Friday, January 26, 2007

You are...

…las palabras se las lleva el viento… Eso me dijeron un día... No has de ser dueño del futuro, has de vivir en incertidumbre, pero siempre disfrutando eso que no conoces a medida que vas descubriéndolo. Porque a veces las reglas no importan, y todo pierde razón de ser, o es sólo que confirmas que realmente nada tiene sentido, porque ese orden universal es perfecto, es utópico, pero en la propia definición esta la negación y esa esencia es inexistente, es inverosímil, es divina.

Y apareciste en un comentario irreal de un día inexistente, de una noche de locura de recuerdos variables y de excesos indescriptibles, encriptados en un mar de whisky y cerveza. Y era Noviembre… no hubo necesidad de mucho y la parquedad en palabras se resumía en unas horas que no significaban nada. Pero estabas ahí, y tu sonrisa nunca desaparecía.

Te hice una promesa que en cuestión de minutos rompí, y entonces me arrepentí, continuabas en mi pensamiento y de esa imagen, lo único importante eras tú, y tus amigos se perdieron en la inmensidad de la indiferencia. Tal vez fue por el hecho de no creer en nadie, por tener miedo.

Y volviste con tu infatigable mirada y me saludaste, y reímos a manera de complicidad de esos tópicos infinitos.

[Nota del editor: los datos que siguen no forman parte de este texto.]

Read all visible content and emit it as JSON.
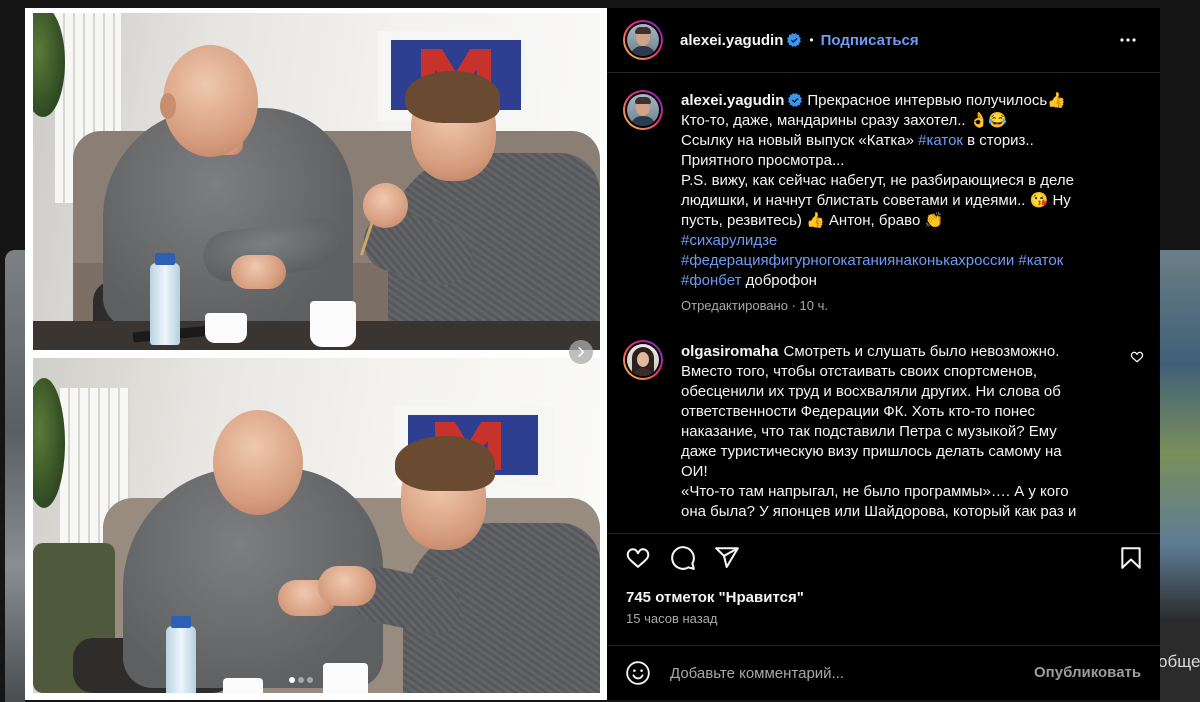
{
  "backdrop": {
    "edge_text": "обще"
  },
  "media": {
    "slide_count": 3,
    "active_slide": 1,
    "next_icon": "chevron-right-icon"
  },
  "header": {
    "username": "alexei.yagudin",
    "verified_icon": "verified-badge-icon",
    "separator": "•",
    "follow_label": "Подписаться",
    "more_icon": "more-horizontal-icon"
  },
  "caption": {
    "username": "alexei.yagudin",
    "lines": [
      [
        "Прекрасное интервью получилось👍"
      ],
      [
        "Кто-то, даже, мандарины сразу захотел.. 👌😂"
      ],
      [
        "Ссылку на новый выпуск «Катка» ",
        "#каток",
        " в сториз.."
      ],
      [
        "Приятного просмотра..."
      ],
      [
        "P.S. вижу, как сейчас набегут, не разбирающиеся в деле"
      ],
      [
        "людишки, и начнут блистать советами и идеями.. 😘 Ну"
      ],
      [
        "пусть, резвитесь) 👍 Антон, браво 👏"
      ],
      [
        "#сихарулидзе"
      ],
      [
        "#федерацияфигурногокатаниянаконькахроссии #каток"
      ],
      [
        "#фонбет",
        " доброфон"
      ]
    ],
    "meta": "Отредактировано · 10 ч."
  },
  "comment": {
    "username": "olgasiromaha",
    "lines": [
      "Смотреть и слушать было невозможно.",
      "Вместо того, чтобы отстаивать своих спортсменов,",
      "обесценили их труд и восхваляли других. Ни слова об",
      "ответственности Федерации ФК. Хоть кто-то понес",
      "наказание, что так подставили Петра с музыкой? Ему",
      "даже туристическую визу пришлось делать самому на",
      "ОИ!",
      "«Что-то там напрыгал, не было программы»…. А у кого",
      "она была? У японцев или Шайдорова, который как раз и"
    ],
    "like_icon": "heart-outline-icon"
  },
  "actions": {
    "like_icon": "heart-outline-icon",
    "comment_icon": "comment-bubble-icon",
    "share_icon": "paper-plane-icon",
    "save_icon": "bookmark-icon"
  },
  "likes_label": "745 отметок \"Нравится\"",
  "posted_ago": "15 часов назад",
  "comment_input": {
    "emoji_icon": "smiley-icon",
    "placeholder": "Добавьте комментарий...",
    "publish_label": "Опубликовать"
  },
  "colors": {
    "panel_background": "#000000",
    "link_blue": "#6e9cf5",
    "muted_text": "#a8a8a8",
    "divider": "#262626",
    "verified_blue": "#3897f0"
  }
}
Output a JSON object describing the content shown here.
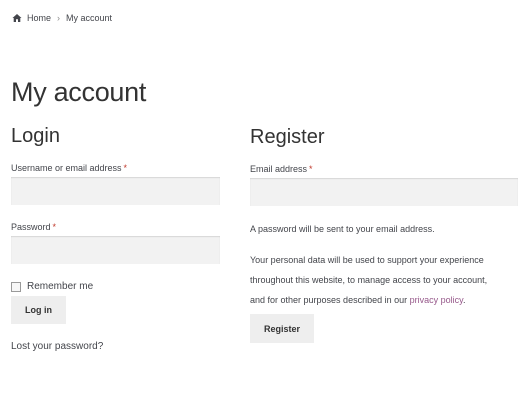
{
  "breadcrumb": {
    "home_label": "Home",
    "separator": "›",
    "current_label": "My account"
  },
  "page_title": "My account",
  "login": {
    "title": "Login",
    "username_label": "Username or email address",
    "username_value": "",
    "password_label": "Password",
    "password_value": "",
    "required_marker": "*",
    "remember_label": "Remember me",
    "remember_checked": false,
    "button_label": "Log in",
    "lost_password_label": "Lost your password?"
  },
  "register": {
    "title": "Register",
    "email_label": "Email address",
    "email_value": "",
    "required_marker": "*",
    "password_note": "A password will be sent to your email address.",
    "privacy_line1": "Your personal data will be used to support your experience",
    "privacy_line2": "throughout this website, to manage access to your account,",
    "privacy_line3_prefix": "and for other purposes described in our ",
    "privacy_link_label": "privacy policy",
    "privacy_line3_suffix": ".",
    "button_label": "Register"
  },
  "colors": {
    "text": "#43454b",
    "heading": "#333333",
    "required": "#c0392b",
    "link_accent": "#96588a",
    "input_bg": "#f2f2f2",
    "button_bg": "#eeeeee"
  },
  "icons": {
    "home": "home-icon",
    "checkbox": "checkbox-icon"
  }
}
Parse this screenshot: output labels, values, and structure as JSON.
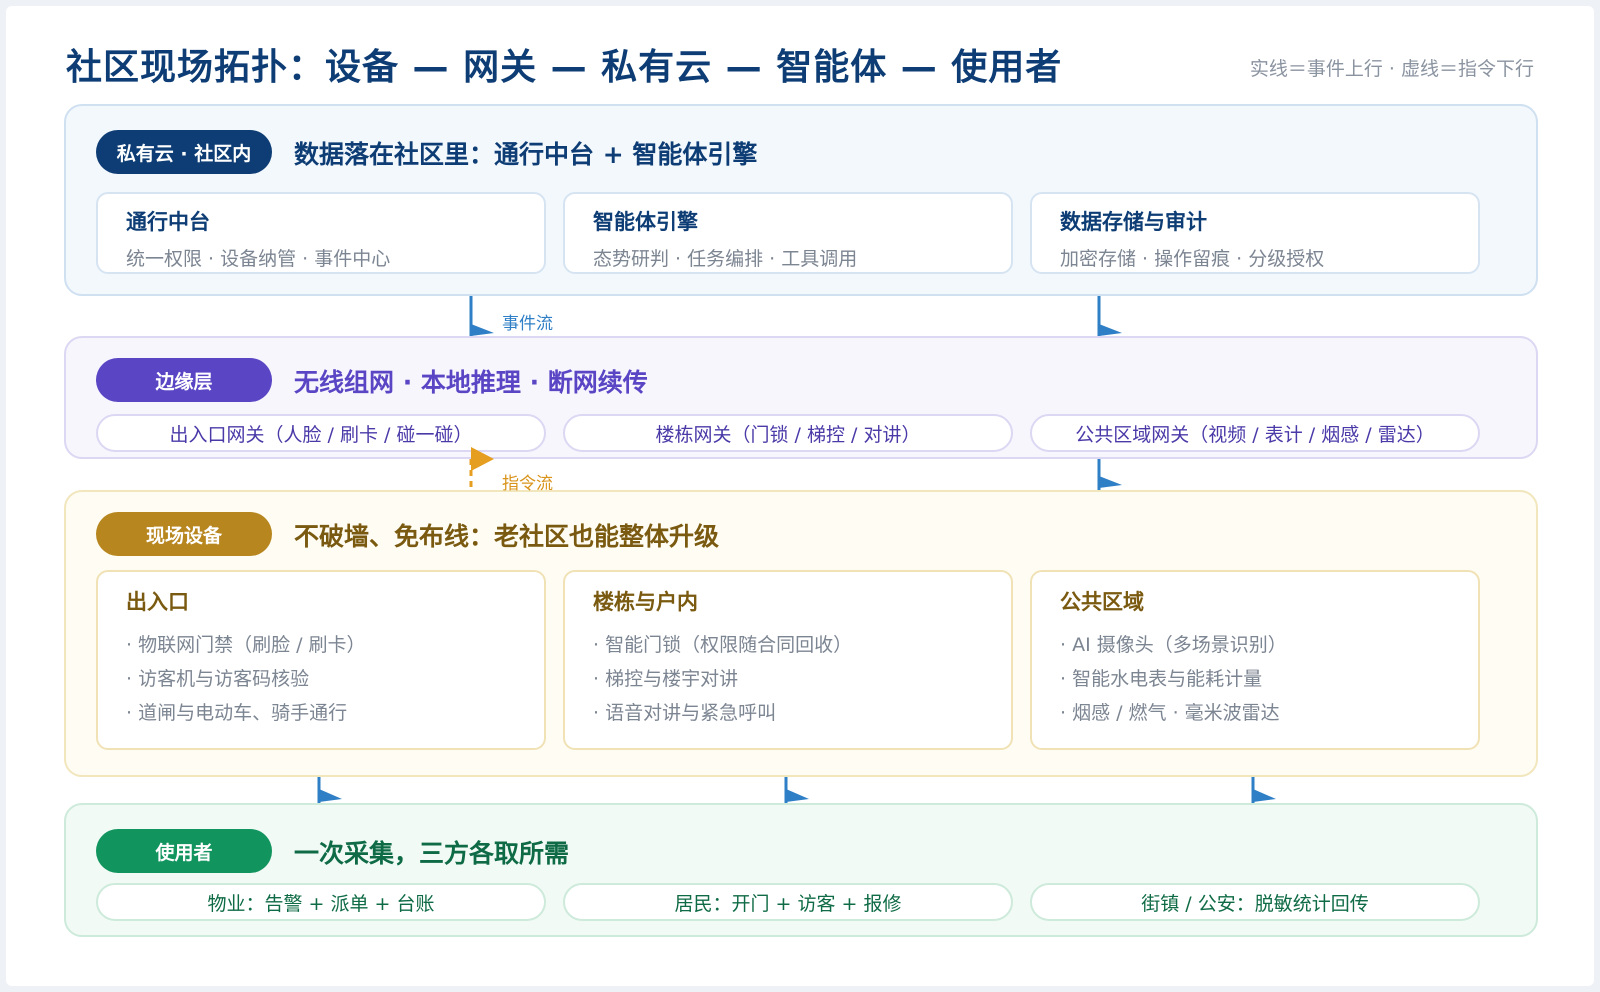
{
  "title": "社区现场拓扑：设备 — 网关 — 私有云 — 智能体 — 使用者",
  "legend": "实线＝事件上行 · 虚线＝指令下行",
  "flows": {
    "event_label": "事件流",
    "command_label": "指令流"
  },
  "colors": {
    "event_flow": "#2f7fc6",
    "command_flow": "#e59e1f"
  },
  "cloud": {
    "pill": "私有云 · 社区内",
    "headline": "数据落在社区里：通行中台 + 智能体引擎",
    "cards": [
      {
        "title": "通行中台",
        "sub": "统一权限 · 设备纳管 · 事件中心"
      },
      {
        "title": "智能体引擎",
        "sub": "态势研判 · 任务编排 · 工具调用"
      },
      {
        "title": "数据存储与审计",
        "sub": "加密存储 · 操作留痕 · 分级授权"
      }
    ]
  },
  "edge": {
    "pill": "边缘层",
    "headline": "无线组网 · 本地推理 · 断网续传",
    "chips": [
      "出入口网关（人脸 / 刷卡 / 碰一碰）",
      "楼栋网关（门锁 / 梯控 / 对讲）",
      "公共区域网关（视频 / 表计 / 烟感 / 雷达）"
    ]
  },
  "device": {
    "pill": "现场设备",
    "headline": "不破墙、免布线：老社区也能整体升级",
    "cards": [
      {
        "title": "出入口",
        "items": [
          "· 物联网门禁（刷脸 / 刷卡）",
          "· 访客机与访客码核验",
          "· 道闸与电动车、骑手通行"
        ]
      },
      {
        "title": "楼栋与户内",
        "items": [
          "· 智能门锁（权限随合同回收）",
          "· 梯控与楼宇对讲",
          "· 语音对讲与紧急呼叫"
        ]
      },
      {
        "title": "公共区域",
        "items": [
          "· AI 摄像头（多场景识别）",
          "· 智能水电表与能耗计量",
          "· 烟感 / 燃气 · 毫米波雷达"
        ]
      }
    ]
  },
  "user": {
    "pill": "使用者",
    "headline": "一次采集，三方各取所需",
    "chips": [
      "物业：告警 + 派单 + 台账",
      "居民：开门 + 访客 + 报修",
      "街镇 / 公安：脱敏统计回传"
    ]
  }
}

Y entonces te prometí un beso, y esa fue una promesa que no corrompí. Después vinieron tus caricias y fue cuando entendí que no podría estar sin ti. Y llego el fin de semana más largo de mi vida, pensando en ti, en ti, en ti.

Y el ocaso irónicamente marco nuestra alba, y este día es infinito y nunca más quiero que anochezca. Porque no he de ocultar lo que siento por tu inmenso ser.

Estaba amaneciendo y nunca perdí la fe, porque siempre supe que tú existías, y aunque no te esperaba… la falacia dice que sabía que llegarías. Hoy, estas aquí conmigo, y no me canso de mirarte.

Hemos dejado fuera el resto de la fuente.